Where did you buy the Opti Guard, I thought this was for professionals only and Opti - Coat for was mere mortals. Either way I am looking forward to your results :thumb:


----------



## GSPannu (Jun 19, 2009)

lowejackson said:


> Where did you buy the Opti Guard, I thought this was for professionals only and Opti - Coat for was mere mortals. Either way I am looking forward to your results :thumb:


I got Opti-Guard from Bespoke Car care. Lee Davies is the man...


----------



## lowejackson (Feb 23, 2006)

GSPannu said:


> I got Opti-Guard from Bespoke Car care. Lee Davies is the man...

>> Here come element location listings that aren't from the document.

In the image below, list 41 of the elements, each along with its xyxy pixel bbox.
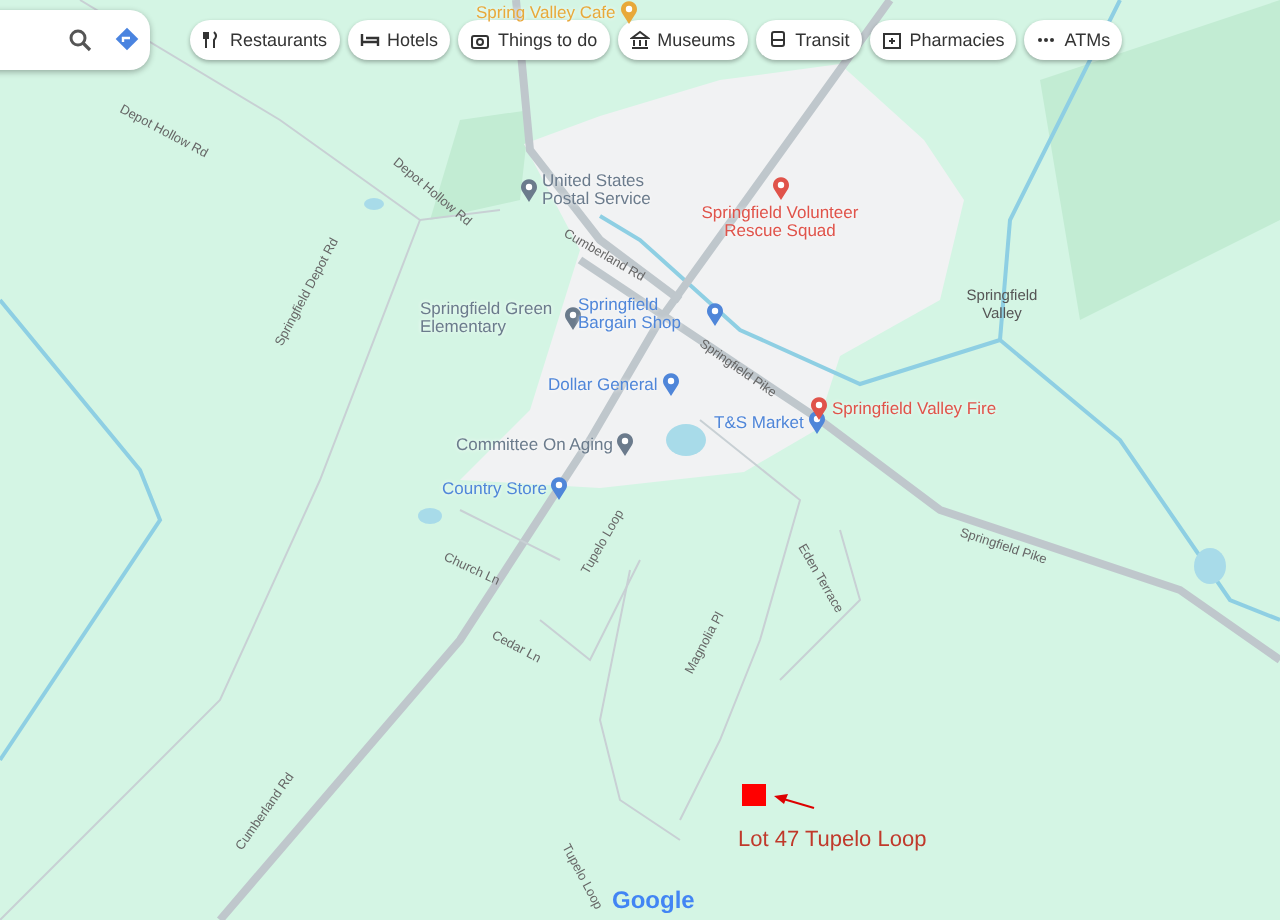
lot-marker xyxy=(742,784,766,806)
pond-shape xyxy=(418,508,442,524)
place-label[interactable]: Dollar General xyxy=(548,375,658,393)
place-label[interactable]: Committee On Aging xyxy=(456,435,613,453)
place-label[interactable]: United States Postal Service xyxy=(542,172,662,208)
camera-icon xyxy=(470,30,491,50)
marker-label: Lot 47 Tupelo Loop xyxy=(738,826,927,856)
place-pin-icon[interactable] xyxy=(771,176,789,200)
place-label[interactable]: Springfield Volunteer Rescue Squad xyxy=(700,204,860,240)
place-pin-icon[interactable] xyxy=(706,302,724,326)
bus-icon xyxy=(767,30,788,50)
place-label[interactable]: Country Store xyxy=(442,479,547,497)
pond-shape xyxy=(1194,548,1226,584)
pond-shape xyxy=(666,424,706,456)
place-label[interactable]: Springfield Green Elementary xyxy=(420,300,560,336)
category-chip[interactable]: ATMs xyxy=(1024,20,1123,60)
search-field[interactable] xyxy=(0,10,150,70)
category-chip[interactable]: Things to do xyxy=(458,20,610,60)
place-pin-icon[interactable] xyxy=(550,476,569,500)
building-icon xyxy=(629,30,650,50)
place-pin-icon[interactable] xyxy=(619,0,638,24)
map-logo: Google xyxy=(612,884,695,918)
place-pin-icon[interactable] xyxy=(616,432,635,456)
arrow-icon xyxy=(772,792,816,812)
place-label[interactable]: Springfield Bargain Shop xyxy=(578,296,702,332)
fork-knife-icon xyxy=(202,30,222,50)
place-label[interactable]: Springfield Valley Fire xyxy=(832,399,997,417)
search-icon[interactable] xyxy=(68,28,92,52)
bed-icon xyxy=(359,30,380,50)
place-label[interactable]: T&S Market xyxy=(714,413,804,431)
store-icon xyxy=(881,30,902,50)
place-pin-icon[interactable] xyxy=(661,372,680,396)
category-chip[interactable]: Pharmacies xyxy=(869,20,1017,60)
place-pin-icon[interactable] xyxy=(520,178,538,202)
category-chip[interactable]: Transit xyxy=(755,20,862,60)
category-chip[interactable]: Hotels xyxy=(347,20,451,60)
place-pin-icon[interactable] xyxy=(564,306,582,330)
place-pin-icon[interactable] xyxy=(810,396,828,420)
category-chip[interactable]: Museums xyxy=(617,20,748,60)
pond-shape xyxy=(364,198,384,210)
category-chip[interactable]: Restaurants xyxy=(190,20,340,60)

Excellent, thanks. Looking forward to reading your write up


----------



## GSPannu (Jun 19, 2009)

lowejackson said:


> Excellent, thanks. Looking forward to reading your write up


Lee is going to do the write up within a week, he has been a bit busy. I'll post the link here as soon as it is up.

Thanks..


----------



## RaskyR1 (Jan 6, 2009)

GSPannu said:


> Lee is going to do the write up within a week, he has been a bit busy. I'll post the link here as soon as it is up.
> 
> Thanks..


Congrats! Can't wait for the pics! :thumb:

Just to add to the topic, from what I was told, Opti-Guard is about 4x more concentrated then OC 2.0. Basically it has less solvents and a much faster curing time, which is important when the client needs to take delivery soon after application. The higher solvent content of OC 2.0 also gives consumers more time to level out high spots as they will not be as versed in the application process. The end results should be the same with either product, but OG should leave behind I slightly thicker layer of coating. 

Rasky


----------



## GSPannu (Jun 19, 2009)

Lee has finally put the post up along with some pictures...

Here is the link for the same.


----------



## Sti_Brumby (Aug 19, 2010)

Gota love this stuff, proven results 2+ years even washing with dish soap


----------



## lowejackson (Feb 23, 2006)

GSPannu said:


> Lee has finally put the post up along with some pictures...
> 
> Here is the link for the same.


The write up and pictures are great. I am envious of you, with little more than a bottle of ONR (or equivalent) you are set for the next few years


----------